As future work, the label representation could be learned by a more sophisticated encoder, and the label sampling could benefit from importance sampling to avoid revisiting uninformative labels. Another interesting direction would be to find a more scalable way of increasing the output layer capacity—for instance, using a deep rather than a wide classification network. Moreover, adapting the proposed model to structured prediction, for instance by using a softmax classification unit instead of a sigmoid one, would benefit tasks such as neural machine translation, language modeling, and summarization in isolation but also when trained jointly with multi-task learning.
Acknowledgments
We are grateful for the support from the European Union through its Horizon 2020 program in the SUMMA project n. 688139, see http://www. summa-project.eu. We would also like to thank our action editor, Eneko Agirre, and the anonymous reviewers for their invaluable suggestions and feedback.
Notes
Our code is available at: github.com/idiap/gile.

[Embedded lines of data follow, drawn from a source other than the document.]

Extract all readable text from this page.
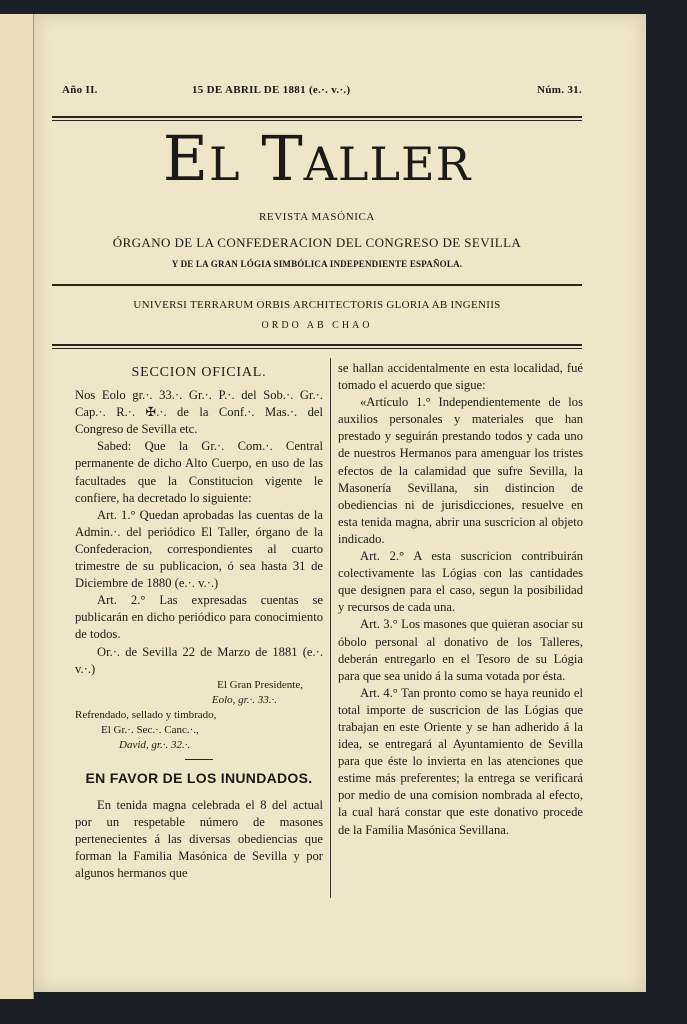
Año II.	15 DE ABRIL DE 1881 (e.·. v.·.)	Núm. 31.
EL TALLER
REVISTA MASÓNICA
ÓRGANO DE LA CONFEDERACION DEL CONGRESO DE SEVILLA
Y DE LA GRAN LÓGIA SIMBÓLICA INDEPENDIENTE ESPAÑOLA.
UNIVERSI TERRARUM ORBIS ARCHITECTORIS GLORIA AB INGENIIS
ORDO AB CHAO
SECCION OFICIAL.

Nos Eolo gr.·. 33.·. Gr.·. P.·. del Sob.·. Gr.·. Cap.·. R.·. ✠.·. de la Conf.·. Mas.·. del Congreso de Sevilla etc.

Sabed: Que la Gr.·. Com.·. Central permanente de dicho Alto Cuerpo, en uso de las facultades que la Constitucion vigente le confiere, ha decretado lo siguiente:

Art. 1.° Quedan aprobadas las cuentas de la Admin.·. del periódico El Taller, órgano de la Confederacion, correspondientes al cuarto trimestre de su publicacion, ó sea hasta 31 de Diciembre de 1880 (e.·. v.·.)

Art. 2.° Las expresadas cuentas se publicarán en dicho periódico para conocimiento de todos.

Or.·. de Sevilla 22 de Marzo de 1881 (e.·. v.·.)

El Gran Presidente,
Eolo, gr.·. 33.·.
Refrendado, sellado y timbrado,
El Gr.·. Sec.·. Canc.·.,
David, gr.·. 32.·.
EN FAVOR DE LOS INUNDADOS.

En tenida magna celebrada el 8 del actual por un respetable número de masones pertenecientes á las diversas obediencias que forman la Familia Masónica de Sevilla y por algunos hermanos que

se hallan accidentalmente en esta localidad, fué tomado el acuerdo que sigue:

«Artículo 1.° Independientemente de los auxilios personales y materiales que han prestado y seguirán prestando todos y cada uno de nuestros Hermanos para amenguar los tristes efectos de la calamidad que sufre Sevilla, la Masonería Sevillana, sin distincion de obediencias ni de jurisdicciones, resuelve en esta tenida magna, abrir una suscricion al objeto indicado.

Art. 2.° A esta suscricion contribuirán colectivamente las Lógias con las cantidades que designen para el caso, segun la posibilidad y recursos de cada una.

Art. 3.° Los masones que quieran asociar su óbolo personal al donativo de los Talleres, deberán entregarlo en el Tesoro de su Lógia para que sea unido á la suma votada por ésta.

Art. 4.° Tan pronto como se haya reunido el total importe de suscricion de las Lógias que trabajan en este Oriente y se han adherido á la idea, se entregará al Ayuntamiento de Sevilla para que éste lo invierta en las atenciones que estime más preferentes; la entrega se verificará por medio de una comision nombrada al efecto, la cual hará constar que este donativo procede de la Familia Masónica Sevillana.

Note that depending on the number of labels per document the problem can be a multi-label or multi-class problem.
This statement holds true for multilingual classification problems, too, if the embeddings are aligned across languages.
Here, the word embeddings are included in the parameter statistics because they are variables of the network.
In our preliminary experiments, we also trained the neural model with a hinge loss as WSABIE+ and AiTextML, but it performed similarly to them and much worse than WAN, so we did not further experiment with it.
Namely, avg when using the average of word vectors and inf when using inferred label vectors to make predictions.
The word embeddings are not included in the parameters statistics because they are not variables of the network.